Pulitzer Prize-winning critic (for the The Financial Times and Opera magazine) Martin Bernheimer also writes essays for program magazines; he says of Steinberg: "Michael was a brilliant scholar, a discerning musician and a good colleague."

Music at Kohl Executive Director Patricia Kristof Moy, who has welcomed both Steinberg and his wife Jorja Fleezanis many times at concerts in the Mansion, remembers him as one who "illuminated music for all — from the uninitiated to the cognoscenti. A gentle, classy, generous colleague."

Here is just one example among literally thousands of possibilities to show Steinberg's unique work. There is relatively little known and not much to be said about Schubert's Rosamunde Overture, but when Steinberg wrote the program notes, there were no stones left unturned, no spade called anything but ("hack author," "valueless," "vapid" — this is from the days before Marketing provided polite notes and honed words of boosterism in lieu of the real stuff):

That we list this piece as the Overture to Rosamunde is a concession to custom. It has nothing to do with the romantic play by Helmine von Chezy with incidental music by Schubert that was performed twice at the Theater an der Wien in December 1823.

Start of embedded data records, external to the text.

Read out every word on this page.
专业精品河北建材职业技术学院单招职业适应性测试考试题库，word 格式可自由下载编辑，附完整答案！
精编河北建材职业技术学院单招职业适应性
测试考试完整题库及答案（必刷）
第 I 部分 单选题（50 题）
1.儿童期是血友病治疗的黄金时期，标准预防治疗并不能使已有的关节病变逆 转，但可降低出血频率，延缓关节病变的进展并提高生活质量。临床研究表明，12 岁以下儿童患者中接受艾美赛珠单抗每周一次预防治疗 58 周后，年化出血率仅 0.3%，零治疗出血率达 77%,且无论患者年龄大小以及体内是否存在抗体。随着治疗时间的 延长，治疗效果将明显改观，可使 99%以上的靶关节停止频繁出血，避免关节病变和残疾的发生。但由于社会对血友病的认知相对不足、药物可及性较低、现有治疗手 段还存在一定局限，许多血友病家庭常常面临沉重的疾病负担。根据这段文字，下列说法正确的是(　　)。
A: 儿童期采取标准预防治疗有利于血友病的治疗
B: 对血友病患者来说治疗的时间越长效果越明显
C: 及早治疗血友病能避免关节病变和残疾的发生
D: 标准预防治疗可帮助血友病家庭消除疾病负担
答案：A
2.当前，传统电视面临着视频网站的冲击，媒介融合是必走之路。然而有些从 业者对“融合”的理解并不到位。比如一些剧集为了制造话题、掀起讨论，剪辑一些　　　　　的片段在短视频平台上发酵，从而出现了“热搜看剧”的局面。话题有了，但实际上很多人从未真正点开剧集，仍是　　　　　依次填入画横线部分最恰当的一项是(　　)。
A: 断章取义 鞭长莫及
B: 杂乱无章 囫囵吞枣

The play is lost, though Schubert’s delightful music survives—entr’actes, ballets, a romance for contralto, and some choruses. Those nine pieces were new, but for the overture Schubert raided his unperformed opera of 1821-22, Alfons und Estrella. The piece we hear at these concerts was written as one of fourteen musical numbers for a play called Die Zauberharfe (The Magic Harp) by Georg von Hofmann, a theater official and hack author.

The muddle about the title is to be laid at the door of the Viennese publisher Maximilian Josef Leidesdorf, who about 1827 published this overture in arrangement for piano duet and for reasons history does not reveal chose to call it Ouvertüre zum Drama Rosamunde. Not only do we not know why he did so, we cannot imagine why he might have wanted to. Rosamunde had been a decisive failure, and its title cannot have meant much to prospective purchasers of piano duets.

Not that Die Zauberharfe had fared much better, though it had enjoyed a run of eight performances in the late summer and early fall of 1820. Critics attacked the play for its insipidity — Schubert’s first major biographer, Kreissle von Hellborn, calls it "utterly valueless, nay, utterly childish" — though Schubert got his knocks, too.

The anonymous critic of the Allgemeine musikalische Zeitung conceded "glimpses of talent here and there" but complained of the numbers being generally "too long and wearisome, the harmonic progressions too harsh, the instrumentation overladen, the choruses vapid."

Two movements came in for praise, the slow introduction to the Overture and the tenor romance "Was belebt die schöne Welt?" Of these, the critic said, "The expression is lovely, the simplicity noble, and the modulation delicate."

In part reworking material from his D major Overture In the Italian Style, D.590, composed in 1817 and probably the first work of Schubert’s to get a public performance, the composer made an impressive opening, a charming allegro, and a bright conclusion.